Dienstag, 1. März 2016

Gastfreundschaft und kleine Ausflüge


Am Montag den 22. haben wir uns entschlossen in Waitomo ein Höhlenabenteuer zu buchen. Ich war mir nicht sicher ob ich das packe, da ich Höhenangst habe. Es gab einen Haufen von Anbietern und wir haben uns für einen sehr kleinen Anbieter entschieden. Bei den Touren werden pro Tour maximal 6 Personen mitgenommen und so hatten wir eine Wartezeit von 3 Tagen. In den drei Tagen sind wir in Richtung Meer gefahren zu einer kostenlosen Unterkunft. Bill und Brenda haben ein kleines Geschäft mit Tankstelle und lassen auf ihrem Grundstück Backpacker umsonst übernachten. An der Unterkunft angekommen wurden wir gleich sehr herzlich von Bill und Brenda begrüßt und sie haben uns angeboten eine Schaufel kostenlos zu leihen und direkt mit einem Engländer, zwei Kanadiern und einem Franzosen an den Hot Water Beach zu fahren. Der Hot Water Beach ist ca 30 Minuten entfernt gewesen. Dort angekommen haben wir alle gebuddelt und versucht einen Pool zu bauen. Leider mussten wir feststellen, dass wir zu spät waren und so hat die Flut unseren Pool immer wieder zerstört. Wir waren noch kurz im Meer und sind dann alle wieder aufgebrochen in Richtung Bill und Brenda. Als wir Abends bei der Tankstelle ankamen winkte uns Bill herüber und gab uns von Brendas selbstgemachten Pies und Hähnchen zum Essen. Man war das lecker und praktisch zu gleich da wir dadurch nicht kochen mussten! Er bot uns noch mehr Essen an und gab uns auch was zum Trinken. Und das alles kostenlos und ohne Gegenleistung. Als Dank haben wir ihm geholfen beim Spülen. Erschöpft von dem langen Tag sind wir Abends müde ins Bett gefallen.

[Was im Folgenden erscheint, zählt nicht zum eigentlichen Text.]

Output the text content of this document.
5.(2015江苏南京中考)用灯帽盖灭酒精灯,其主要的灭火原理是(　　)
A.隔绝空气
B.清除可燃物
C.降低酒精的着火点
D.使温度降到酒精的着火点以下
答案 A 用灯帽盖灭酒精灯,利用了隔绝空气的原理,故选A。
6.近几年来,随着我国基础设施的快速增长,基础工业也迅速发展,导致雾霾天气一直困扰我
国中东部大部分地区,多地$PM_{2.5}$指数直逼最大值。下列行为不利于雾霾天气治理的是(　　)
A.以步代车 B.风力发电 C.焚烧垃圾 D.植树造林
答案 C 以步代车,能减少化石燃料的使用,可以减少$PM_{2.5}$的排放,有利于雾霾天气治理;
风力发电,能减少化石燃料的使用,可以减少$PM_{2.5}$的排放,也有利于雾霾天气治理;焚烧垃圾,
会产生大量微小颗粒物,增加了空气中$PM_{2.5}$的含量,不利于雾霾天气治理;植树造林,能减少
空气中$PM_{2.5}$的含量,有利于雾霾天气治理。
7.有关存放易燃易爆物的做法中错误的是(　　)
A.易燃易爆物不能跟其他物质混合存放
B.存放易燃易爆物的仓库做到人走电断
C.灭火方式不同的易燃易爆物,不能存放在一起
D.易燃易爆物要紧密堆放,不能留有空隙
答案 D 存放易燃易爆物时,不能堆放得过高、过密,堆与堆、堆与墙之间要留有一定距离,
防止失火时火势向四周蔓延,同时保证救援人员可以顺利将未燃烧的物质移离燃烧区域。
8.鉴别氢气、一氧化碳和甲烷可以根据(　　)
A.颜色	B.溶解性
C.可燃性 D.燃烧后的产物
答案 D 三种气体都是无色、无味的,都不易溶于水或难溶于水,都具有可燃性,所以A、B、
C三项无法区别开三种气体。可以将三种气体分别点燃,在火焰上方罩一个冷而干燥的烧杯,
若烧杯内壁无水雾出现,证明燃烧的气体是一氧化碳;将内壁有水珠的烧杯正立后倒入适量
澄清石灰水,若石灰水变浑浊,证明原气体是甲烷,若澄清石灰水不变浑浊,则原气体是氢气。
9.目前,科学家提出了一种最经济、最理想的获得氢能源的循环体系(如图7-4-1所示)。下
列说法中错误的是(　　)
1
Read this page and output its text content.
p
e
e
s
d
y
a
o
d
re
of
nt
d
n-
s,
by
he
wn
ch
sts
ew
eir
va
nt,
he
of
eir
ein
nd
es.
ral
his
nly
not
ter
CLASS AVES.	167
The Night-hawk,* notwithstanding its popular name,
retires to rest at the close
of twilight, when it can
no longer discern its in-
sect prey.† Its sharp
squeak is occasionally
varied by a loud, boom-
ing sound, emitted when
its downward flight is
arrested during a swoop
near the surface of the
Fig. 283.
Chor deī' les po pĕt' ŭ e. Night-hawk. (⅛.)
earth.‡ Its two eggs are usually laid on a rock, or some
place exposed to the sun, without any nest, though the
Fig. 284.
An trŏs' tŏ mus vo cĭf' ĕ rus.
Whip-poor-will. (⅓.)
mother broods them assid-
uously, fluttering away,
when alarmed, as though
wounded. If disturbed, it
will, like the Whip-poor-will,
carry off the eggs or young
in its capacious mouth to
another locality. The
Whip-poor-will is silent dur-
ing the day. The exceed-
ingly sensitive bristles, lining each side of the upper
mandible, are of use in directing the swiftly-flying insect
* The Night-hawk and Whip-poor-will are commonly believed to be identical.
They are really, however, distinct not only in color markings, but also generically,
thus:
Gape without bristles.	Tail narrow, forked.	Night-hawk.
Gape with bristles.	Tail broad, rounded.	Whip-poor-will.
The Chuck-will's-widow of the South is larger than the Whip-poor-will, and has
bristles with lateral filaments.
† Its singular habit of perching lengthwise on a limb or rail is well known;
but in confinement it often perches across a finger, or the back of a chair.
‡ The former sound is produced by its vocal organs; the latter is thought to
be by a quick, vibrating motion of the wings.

Am nächsten Morgen sind wir nach Te Anga gefahren. Dort gibt es in der Nähe den Marokopa Wasserfall, die Piripiri Höhlen und die Mangapohue Brücke. Den Tipp haben wir von dem Engländer bekommen und so haben wir am Dienstag die drei Sachen besichtigt. Der Marokopa Wasserfall war der größte Wasserfall den wir bis jetzt in Neuseeland gesehen haben, aber leider konnte man den Wasserfall nur von einer Plattform von der Entfernung beobachten. Nach dem Wasserfall ging es weiter zu der Brücke. Der Weg zur Brücke war sehr schön und abends sollen hier angeblich viele Glühwürmchen leuchten. Die Brücke ist eine Brücke die nur aus Stein besteht und zugewachsen war mit Pflanzen. Insgesamt war die Brücke ein schöner Anblick. Zum Schluss haben wir dann noch die Piripiri Höhle besucht. Die Höhle ist kostenlos und öffentlich zugänglich, wenn auch nicht sonderlich spektatkulär. In die Höhle führt eine Holztreppe hinein die nach wenigen Metern schon zu Ende ist. Trotzdem kann man in der Höhle gut die schönen Stalaktiten bewundern ohne Geld auszugeben. Am Dienstag Abend wollten wir dann nochmal unser Glück probieren und haben uns auf den Weg zum Hot Water Beach gemacht. Diesmal hatten wir Glück und wir haben eine ganze Weile in unserem Pool entspannen können. Der Hot Water Beach war viel schöner als der in Coromandel, weil der Sand schwarz war und außer uns maximal 5 Leute da waren. Als wir Abends am Campingplatz ankamen haben wir noch zwei andere Backpacker getroffen und uns nett mit ihnen unterhalten. Die Backpacker haben uns dann ihr Babyöl geschenkt, gegen unsere Stiche.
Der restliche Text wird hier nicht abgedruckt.